A Resilient Economic Foundation
The broader economic landscape in Portugal provides a solid foundation for market confidence. In 2025, the nation's GDP grew by a respectable 1.9%, with optimistic forecasts predicting an acceleration to 2.3% in 2026. Inflationary pressures are easing, with inflation expected to moderate to 2.3% in 2025 and dip below the 2.0% mark in the following years. This stabilisation is complemented by a robust labour market, where unemployment is projected to fall from 6.1% in 2025 to 5.7% in 2026. Furthermore, a 1.2% growth in exports and a strong 3.5% expansion in private consumption signal sustained economic vitality, fueling demand across various sectors, including logistics and industrial operations.
Demand recalibrates, but key hubs remain strong
While the economic outlook is positive, industrial and logistics demand saw a period of adjustment in 2025. Total take-up for the year reached 484,970 sq m, a 39% decrease compared to the previous year. The average deal size also contracted by 26% to 6,640 sq m, suggesting a market shift towards smaller, more strategic acquisitions.
Despite this overall softening, activity remained heavily concentrated in Portugal's primary economic hubs. Greater Lisbon was the engine of demand, accounting for 56% of the total take-up, with Greater Porto following at 34%. The fourth quarter featured several significant transactions that underscore the continued appetite for high-quality spaces. Notable deals included SPAR's lease of a 17,500 sq m facility at Panattoni Park Santarém and Ontime Logística's 15,510 sq m lease in Vialonga. Other key transactions involved Urbanos securing 10,500 sq m in Castanheira do Ribatejo and Torrestir leasing 10,410 sq m in Arcozelo, contributing to a total of 22 new occupancy deals in the final quarter.
Vacancy Tightens Amidst Scarcity of Quality Space
The persistent undersupply of modern, high-quality logistics facilities remains a defining feature of the market. In Greater Lisbon, the vacancy rate edged down to a tight 4.1% in the fourth quarter of 2025. This low availability highlights the ongoing challenge for businesses seeking prime logistics space in the region.
Rental Growth Reflects Supply and Demand Imbalance
The scarcity of available space, coupled with sustained occupier demand, has continued to drive rental values upward. Prime rents have climbed in key logistics zones. In Greater Lisbon's prime Castanheira-Azambuja corridor, rents reached €5.65 per square metre per month. Meanwhile, Greater Porto's Port of Leixões–Airport zone saw prime rents hit €5.90 per square metre per month. This upward trend was not limited to prime assets, as average rents also increased across most zones in these core regions, reflecting the fundamental imbalance between limited supply and healthy demand.

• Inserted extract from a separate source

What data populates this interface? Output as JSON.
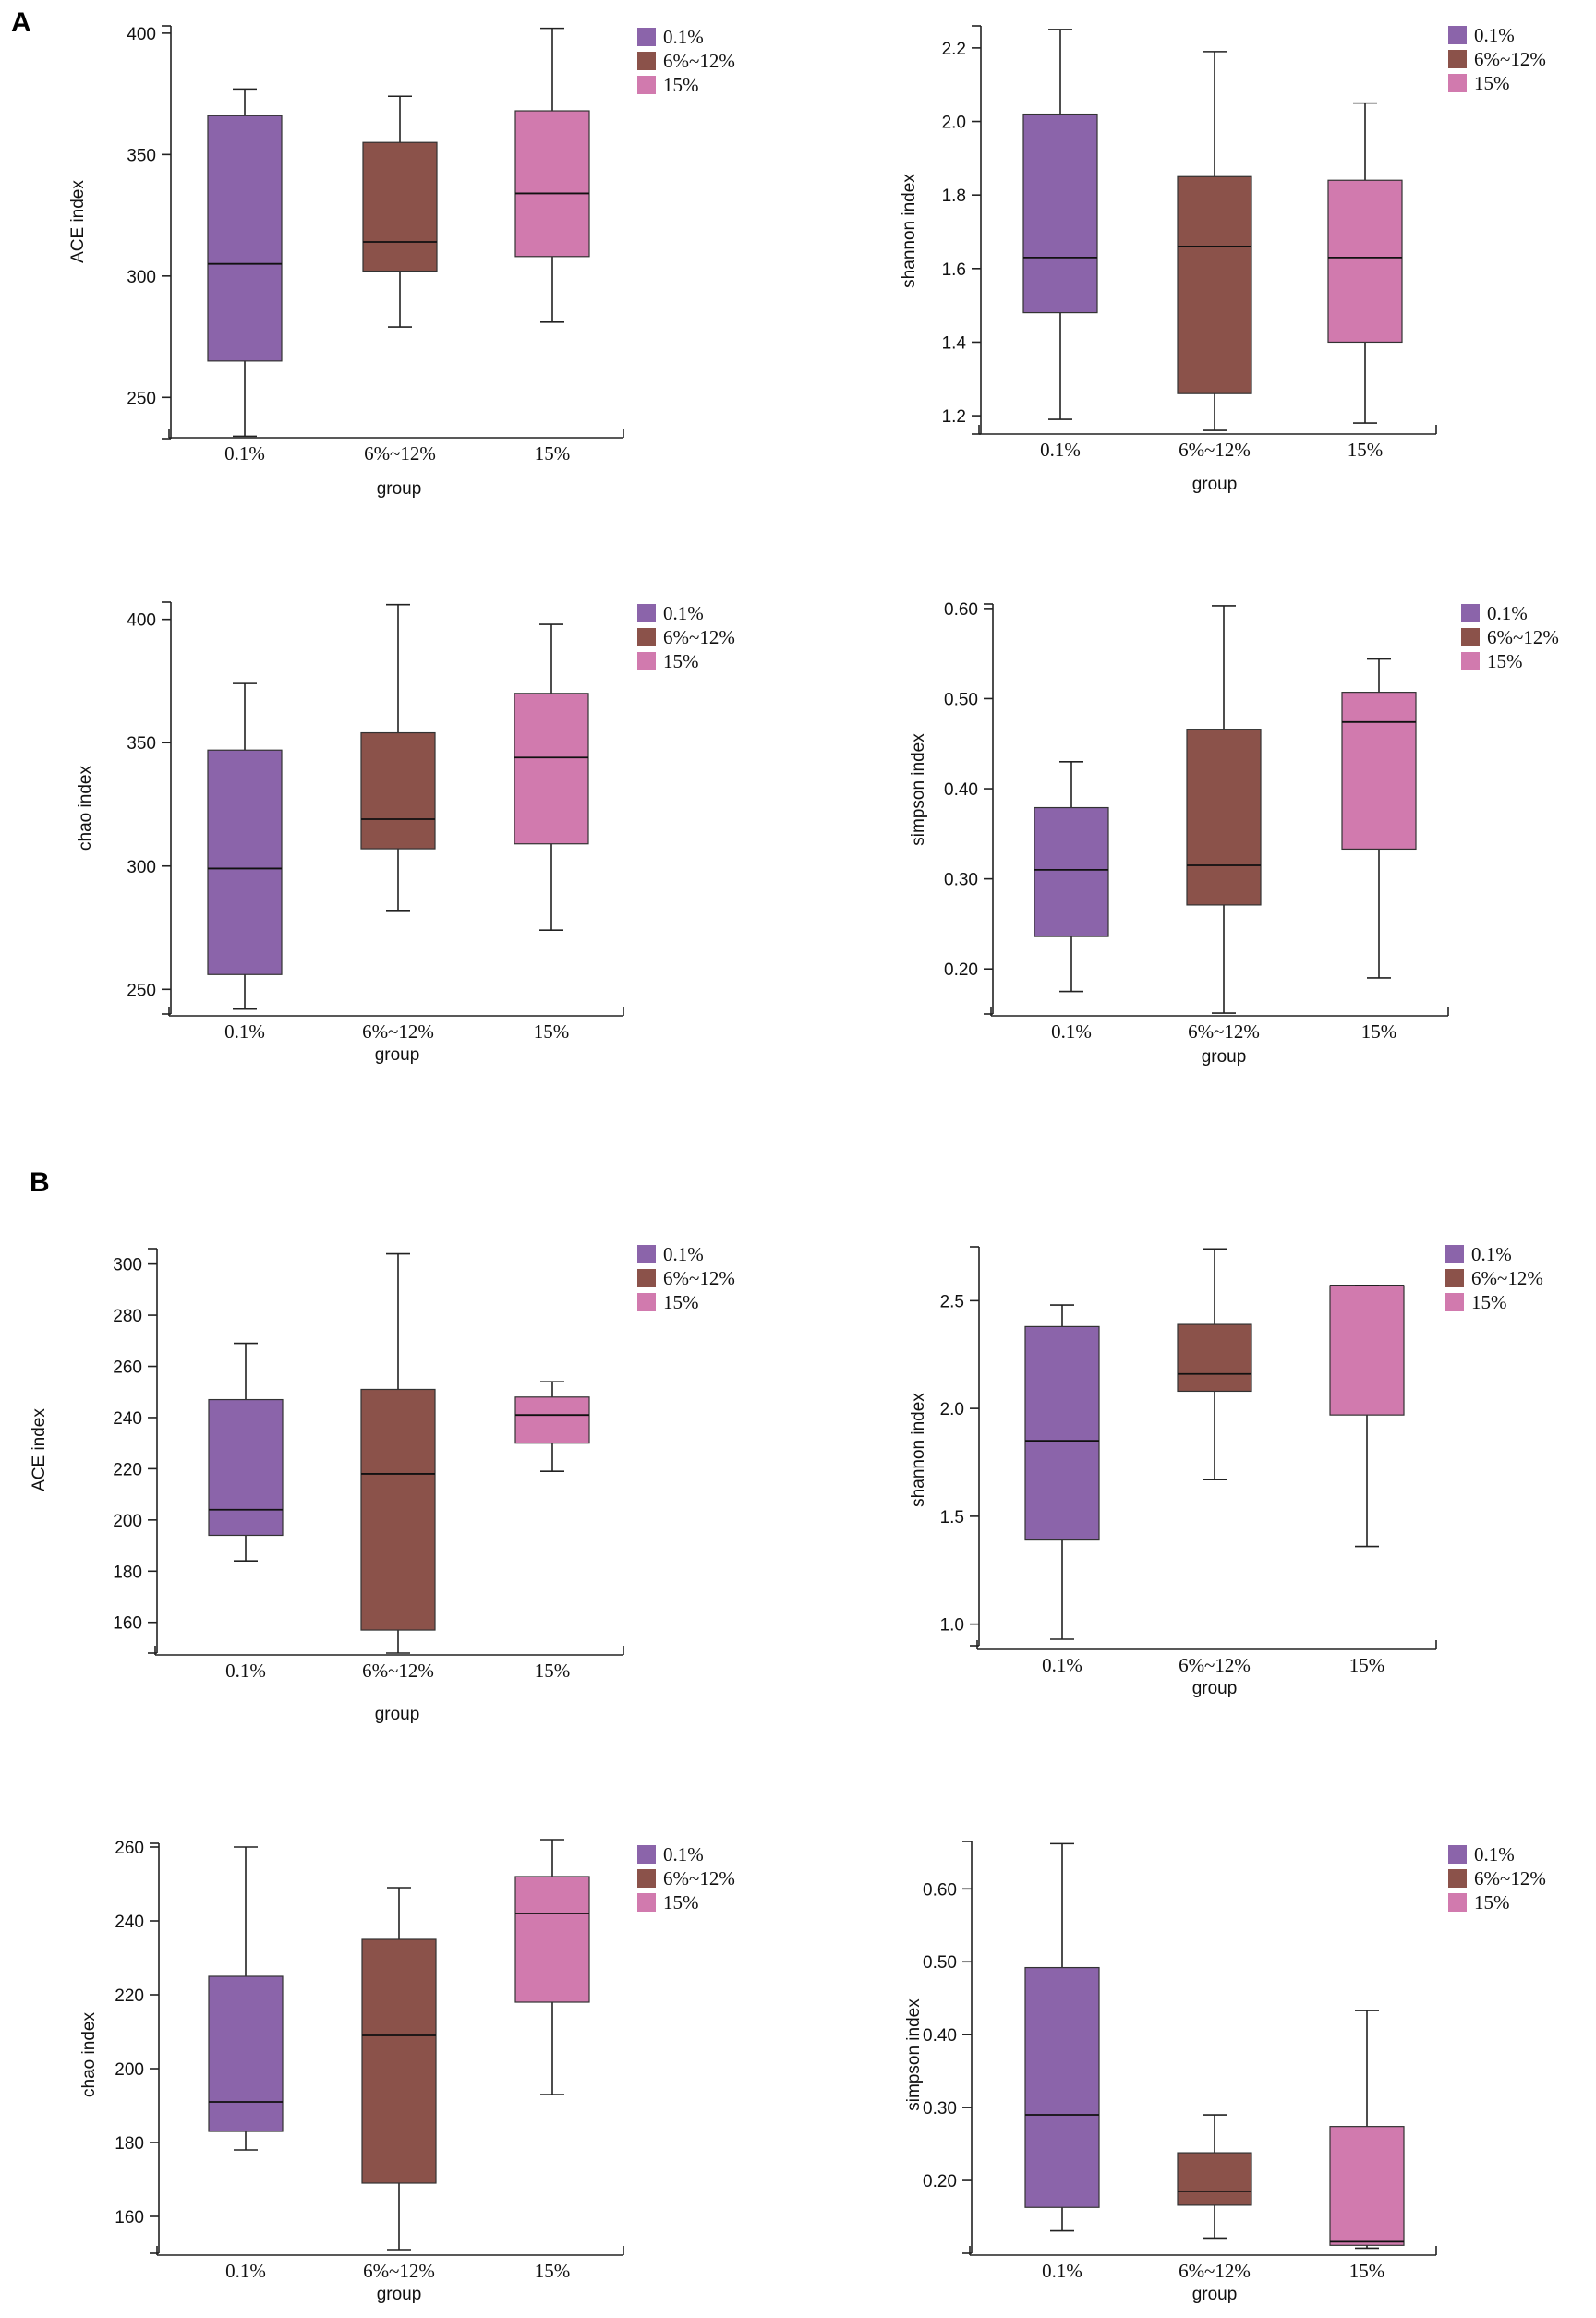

A Robust Pipeline Promises Future Opportunities
Looking ahead, the construction and supply pipeline appears robust, signaling a concerted effort to address the market's supply constraints. In 2025 alone, 303,250 sq m of new logistics space was completed, with the majority located in Greater Lisbon and Greater Porto.
The development momentum is set to continue, with an impressive 758,500 sq m of new space planned for delivery over the next three years. Of this, 449,900 sq m is already under construction, indicating a strong short-term delivery schedule. Key projects poised to shape the future landscape include Phase III of the Northern Lisbon Logistics Platform, the Malveira Prime Logistics development, and the Panattoni Park Lisbon-City project. These new developments will be crucial in accommodating future growth and easing the supply pressures that currently define the market.